The original will hold a place in my mind forever, but Simcity 2000 is simply one of those sequels that was meant to be. It was one of those sequels that double down on everything brilliant about the first game, with a stunning visual makeover that saw the top-down 2D look turn into a gorgeous isometric city panorama. It's more complex, and it could do much less well, and I'm not sure if Maxis or EA have ever improved SimCity after that.

I played this game a lot as a kid and thought I had a pretty good memory of it, but a piece of trivia caught me completely off guard Sim City games are always packed with Easter eggs, but one of the little surprises of Sim City 2000 1 was that Neil Gay was a very good kid.

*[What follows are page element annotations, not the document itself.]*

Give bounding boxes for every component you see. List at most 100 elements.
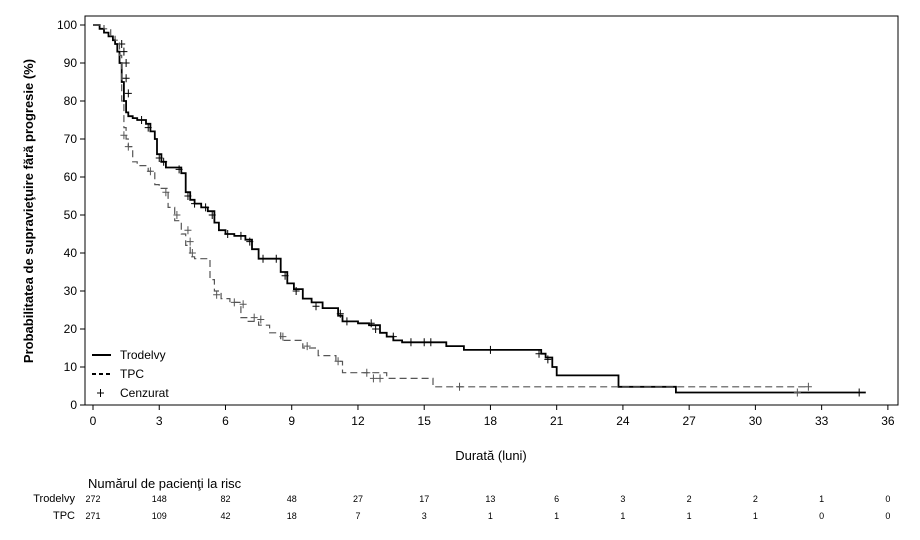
risk-count-tpc: 7 [355,511,360,521]
risk-count-tpc: 1 [753,511,758,521]
censor-mark-trodelvy [259,254,267,263]
censor-mark-tpc [376,374,384,383]
risk-count-trodelvy: 13 [485,494,495,504]
censor-mark-trodelvy [292,287,300,295]
risk-count-trodelvy: 6 [554,494,559,504]
censor-mark-tpc [186,237,194,246]
censor-mark-trodelvy [281,271,289,280]
legend: Trodelvy TPC Cenzurat [92,348,169,400]
censor-mark-trodelvy [272,254,280,263]
censor-mark-tpc [188,249,196,257]
censor-mark-trodelvy [224,230,232,238]
x-tick-label: 30 [749,414,763,428]
x-tick-label: 3 [156,414,163,428]
y-tick-label: 60 [64,170,78,184]
y-tick-label: 0 [70,398,77,412]
censor-mark-tpc [173,211,181,219]
y-tick-label: 40 [64,246,78,260]
risk-count-tpc: 18 [287,511,297,521]
censor-mark-tpc [146,167,154,176]
risk-row-label-trodelvy: Trodelvy [33,493,75,505]
risk-count-trodelvy: 0 [885,494,890,504]
x-tick-label: 15 [418,414,432,428]
legend-label-tpc: TPC [120,367,144,381]
risk-count-trodelvy: 17 [419,494,429,504]
censor-mark-trodelvy [138,116,146,124]
censor-mark-trodelvy [312,302,320,311]
risk-count-tpc: 1 [620,511,625,521]
censor-mark-trodelvy [208,211,216,219]
risk-count-trodelvy: 148 [152,494,167,504]
censor-mark-trodelvy [427,338,435,347]
legend-label-trodelvy: Trodelvy [120,348,166,362]
series-layer [93,24,866,397]
censor-mark-tpc [363,368,371,377]
censor-mark-tpc [162,188,170,197]
censor-mark-trodelvy [120,47,128,56]
x-tick-label: 0 [90,414,97,428]
risk-count-tpc: 1 [554,511,559,521]
x-tick-label: 12 [351,414,365,428]
x-tick-label: 24 [616,414,630,428]
censor-mark-trodelvy [372,325,380,333]
censor-mark-trodelvy [175,165,183,174]
censor-mark-trodelvy [184,192,192,200]
censor-mark-trodelvy [155,154,163,162]
risk-count-tpc: 109 [152,511,167,521]
legend-swatch-censored [97,389,104,397]
censor-mark-tpc [120,131,128,140]
risk-count-tpc: 42 [220,511,230,521]
risk-count-tpc: 271 [85,511,100,521]
censor-mark-trodelvy [486,345,494,354]
x-tick-label: 18 [484,414,498,428]
x-axis-title: Durată (luni) [455,448,527,463]
risk-count-trodelvy: 272 [85,494,100,504]
risk-count-tpc: 0 [885,511,890,521]
censor-mark-trodelvy [160,157,168,166]
x-tick-label: 21 [550,414,564,428]
x-tick-label: 6 [222,414,229,428]
censor-mark-trodelvy [535,349,543,358]
censor-mark-tpc [793,388,801,397]
plot-border [84,15,899,406]
y-tick-label: 50 [64,208,78,222]
risk-count-tpc: 1 [687,511,692,521]
censor-mark-tpc [230,298,238,307]
censor-mark-trodelvy [122,74,130,83]
censor-mark-tpc [303,342,311,351]
censor-mark-trodelvy [336,309,344,318]
risk-count-tpc: 3 [422,511,427,521]
censor-mark-tpc [184,226,192,235]
censor-mark-trodelvy [246,237,254,246]
risk-count-trodelvy: 82 [220,494,230,504]
risk-count-trodelvy: 2 [687,494,692,504]
censor-mark-trodelvy [122,59,130,67]
legend-label-censored: Cenzurat [120,386,169,400]
x-axis: 0 3 6 9 12 15 18 21 24 27 30 33 36 [90,405,895,428]
x-tick-label: 9 [288,414,295,428]
censor-mark-tpc [257,315,265,324]
censor-mark-trodelvy [191,199,199,208]
censor-mark-trodelvy [202,203,210,212]
y-axis: 0 10 20 30 40 50 60 70 80 90 100 [57,18,85,412]
x-tick-label: 27 [682,414,696,428]
risk-table-title: Numărul de pacienţi la risc [88,476,242,491]
series-line-trodelvy [93,24,866,394]
plot-frame [84,15,899,406]
censor-mark-tpc [239,300,247,309]
censor-mark-tpc [250,313,258,322]
y-tick-label: 10 [64,360,78,374]
x-tick-label: 36 [881,414,895,428]
y-tick-label: 70 [64,132,78,146]
censor-mark-legend [97,389,104,397]
risk-count-tpc: 1 [488,511,493,521]
censor-mark-tpc [804,382,812,391]
censor-mark-trodelvy [420,338,428,347]
y-tick-label: 20 [64,322,78,336]
risk-row-label-tpc: TPC [53,510,75,522]
censor-mark-tpc [213,290,221,299]
x-tick-label: 33 [815,414,829,428]
y-tick-label: 100 [57,18,77,32]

It turned out to be an essay on the nature of the city by Iman.

Gaiman is now one of the most famous and prolific writers in the world, but when Simcity 2000 came out in 1993, he found that the most essay in the pioneering Sandman comic series is simply titled Simcity and will show you the option to "ruminate" in the game by clicking on the library building. You will find it. If you do, the game displays Gaiman's essay, which certainly ruminates about the nature of the city and the personality they hold. 

This is a short piece and can be read in full on the Gaiman website. The first few paragraphs go:

"The city is not a person." But like people, cities have their own personalities: in some cases, one city has many different personalities — a dozen London, a different New York

"Cities are a collection of lives and buildings, with identity and individuality. The city exists in place and time.

"There are good cities — those that welcome you, those that seem to care about you, those that seem willing to be among them." There are cities that are indifferent — cities that honestly don't care if you're there or not; cities with their own agendas, cities that ignore people. There are cities that have gone bad, and in cities that are otherwise healthy, there are places that are rotten and maggot-like like windfall apples. There are even cities that seem lost — some cities lack a center, but others, somewhere small and somewhere understandable, make you happy.

Gaiman wonders about what people a city is like ("Manhattan, in my head, is a fast-talking, unreliable city"). He is well-dressed, but has not shaved his beard"). As ruminations go, it's cool stuff, and very much in tune with the game's characters (Will Wright himself was originally inspired by the pioneering book Urban Dynamics). I'm sure I must have read this a few decades ago, but my ancient brain mistakenly submitted memories.

The questions I have left, and I've been searching around for answers with little luck, are why Gaiman was tapped up to contribute to SimCity2000 in the first place. PCG's Fraser Brown notes that Gaiman has a particular fascination with the nature of the city: "The city as a mysterious, ever-changing place is rife with Sandman, and he has a mini-series and the accompanying novel about the idea that every major city has a magical parallel world that exists beneath it." He created Neverwhere."I've reached out to Gaiman and will be updated with any response.